賃金破壊労働運動を「犯罪」にする国 竹信三恵子著

2022年1月9日 07時00分

◆国策としての労組潰しの深層
[評]斎藤貴男(ジャーナリスト)

 グローバル化が加速した一九九七年以降の四半世紀を通して、賃金が下がり続けている先進国は日本だけだ。米英仏独伊のいずれもで、20〜30%は上がっているのに。
 “異次元”も窮まった賃金デフレ。見せかけだけの“アベノミクス”の主が表舞台を去り、ようやく知れ渡った日本経済の実態を読み解くカギのひとつが、本書にはある。
 練達の労働ジャーナリストが、「関西生コン事件」の深層を活写した。生コンクリート輸送の運転手らを組織した「全日本建設運輸連帯労働組合」の関西支部を標的とする、国策としての労組潰(つぶ)しだった。
 二〇一八年夏から一年間で延べ八十九人が逮捕され、うち七十一人が起訴された。同じ人物の逮捕や勾留を、いくつもの警察署が重ねていく。凶悪犯並みに住所まで晒(さら)す報道。検察の求刑は殺人罪を連想させるほど重かった。
 関生支部のような産業別組合には、企業別組合とは異なる戦術がある。国際的にはそれが普通だし、ほとんどが企業別組合の日本でも、もちろん法的に認められた活動だ。
 それでも弾圧された理由。本書によれば、当局は彼らの正当な組合活動を、「カネ目当て」の「嫌がらせ」「脅し」「不当な圧力」などと言い換えることで、暴力団などの組織犯罪と同然に扱ったという。
 いかなる無理無体も、言葉の表記や定義を変えてしまえば“問題ない”。縮小するパイの分配先から労働者を外すためなら、人間の生存に関わる労働基本権だろうと容赦なく、だ。
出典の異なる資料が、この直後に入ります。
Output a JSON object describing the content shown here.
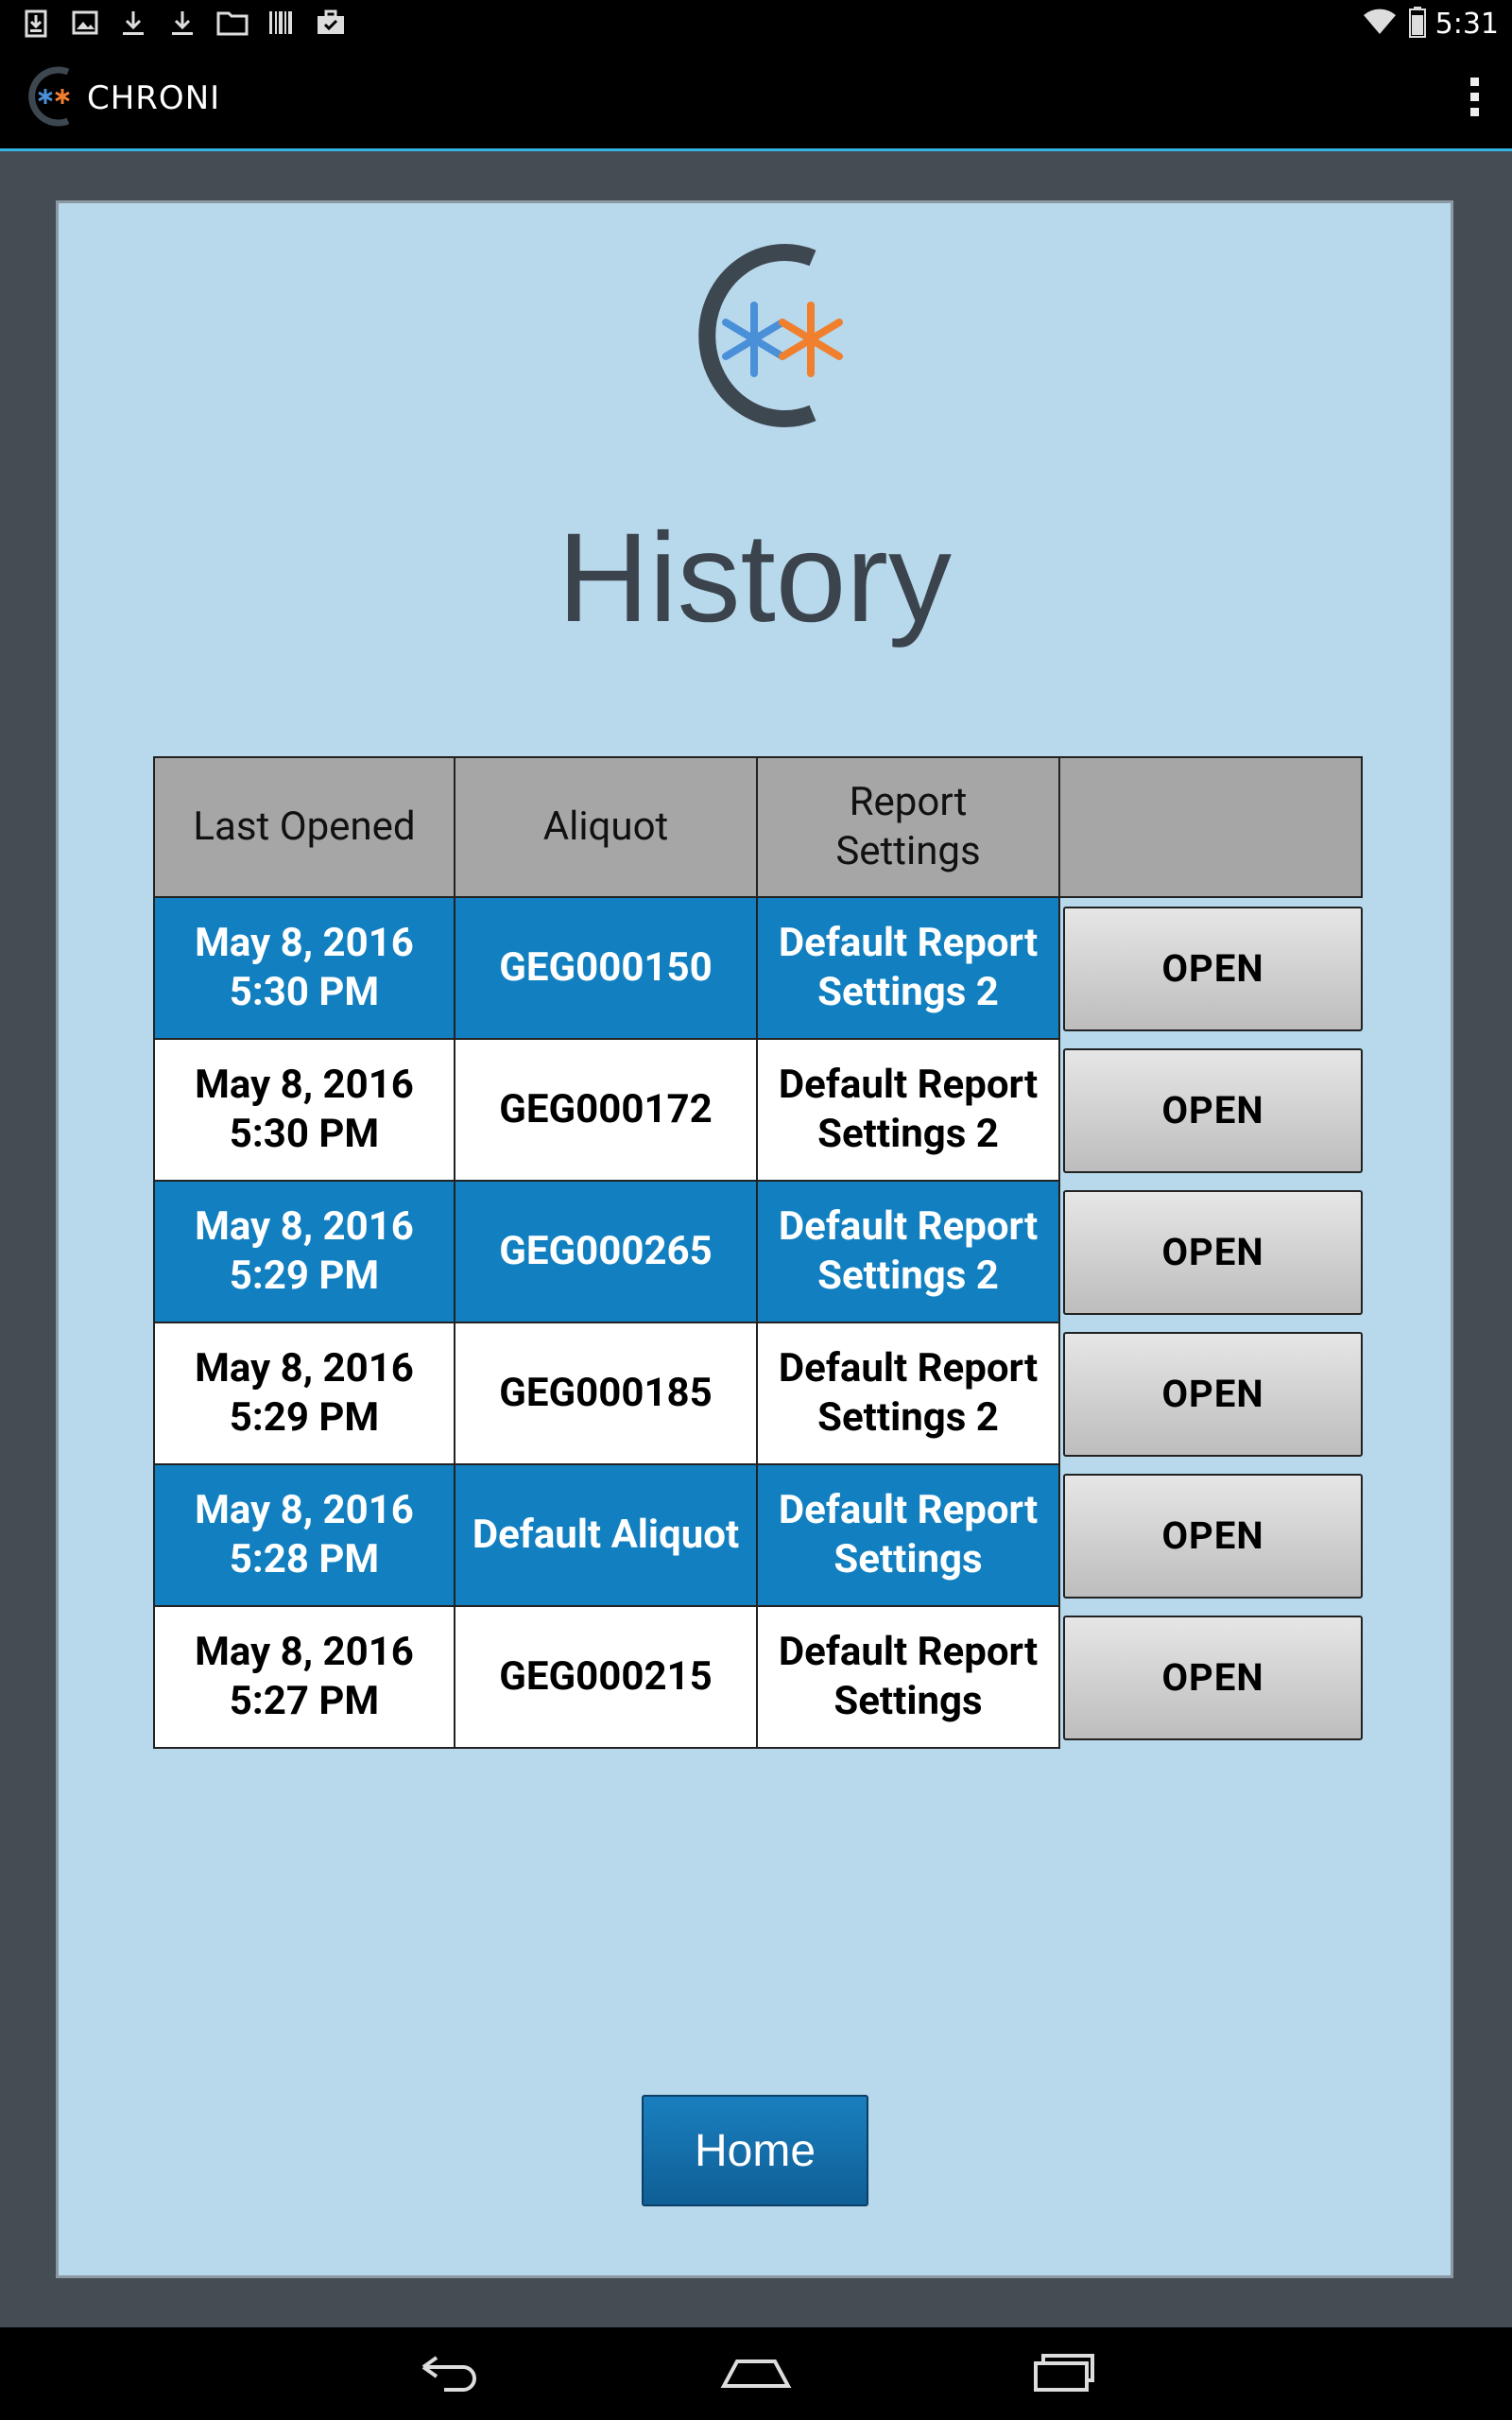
{
  "status_bar": {
    "time": "5:31",
    "left_icons": [
      "download-box-icon",
      "image-icon",
      "download-icon",
      "download-icon",
      "folder-icon",
      "barcode-icon",
      "briefcase-check-icon"
    ],
    "right_icons": [
      "wifi-icon",
      "battery-icon"
    ]
  },
  "action_bar": {
    "title": "CHRONI",
    "menu_icon": "overflow-menu-icon"
  },
  "page": {
    "title": "History"
  },
  "table": {
    "headers": [
      "Last Opened",
      "Aliquot",
      "Report Settings",
      ""
    ],
    "rows": [
      {
        "date": "May 8, 2016",
        "time": "5:30 PM",
        "aliquot": "GEG000150",
        "report_line1": "Default Report",
        "report_line2": "Settings 2",
        "action": "OPEN"
      },
      {
        "date": "May 8, 2016",
        "time": "5:30 PM",
        "aliquot": "GEG000172",
        "report_line1": "Default Report",
        "report_line2": "Settings 2",
        "action": "OPEN"
      },
      {
        "date": "May 8, 2016",
        "time": "5:29 PM",
        "aliquot": "GEG000265",
        "report_line1": "Default Report",
        "report_line2": "Settings 2",
        "action": "OPEN"
      },
      {
        "date": "May 8, 2016",
        "time": "5:29 PM",
        "aliquot": "GEG000185",
        "report_line1": "Default Report",
        "report_line2": "Settings 2",
        "action": "OPEN"
      },
      {
        "date": "May 8, 2016",
        "time": "5:28 PM",
        "aliquot": "Default Aliquot",
        "report_line1": "Default Report",
        "report_line2": "Settings",
        "action": "OPEN"
      },
      {
        "date": "May 8, 2016",
        "time": "5:27 PM",
        "aliquot": "GEG000215",
        "report_line1": "Default Report",
        "report_line2": "Settings",
        "action": "OPEN"
      }
    ]
  },
  "home_button": {
    "label": "Home"
  },
  "nav_bar": {
    "icons": [
      "back-icon",
      "home-icon",
      "recent-apps-icon"
    ]
  },
  "colors": {
    "panel_bg": "#b8d8ec",
    "row_highlight": "#1280c0",
    "accent_line": "#33b5e5",
    "logo_blue": "#4a90d9",
    "logo_orange": "#f07f2e"
  }
}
集団的自衛権の行使を容認する新法に「平和安全法制」の名を与えた安倍晋三政権らしい、憲法二八条の「解釈改憲」と言うべきか。
 事件におけるメディアの問題にも一章が割かれている。朝日新聞出身の著者による構造的陥穽(かんせい)の指摘は生々しい。記者の取材よりSNS上の空気を優先するデスクが現実にいるらしいとは呆(あき)れた。
 このままなら、賃金デフレは一層の深みに嵌(はま)り、日本の何もかもがジリ貧になっていく。だが著者は希望を捨てない。ラストの一行に感じ入る。
(旬報社・1650円)
ジャーナリスト・和光大名誉教授。著書『しあわせに働ける社会へ』など。

◆もう1冊

葛西敬之(よしゆき)著『国鉄改革の真実 「宮廷革命」と「啓蒙運動」』(中央公論新社)。労組を潰したい側の論理とノウハウ。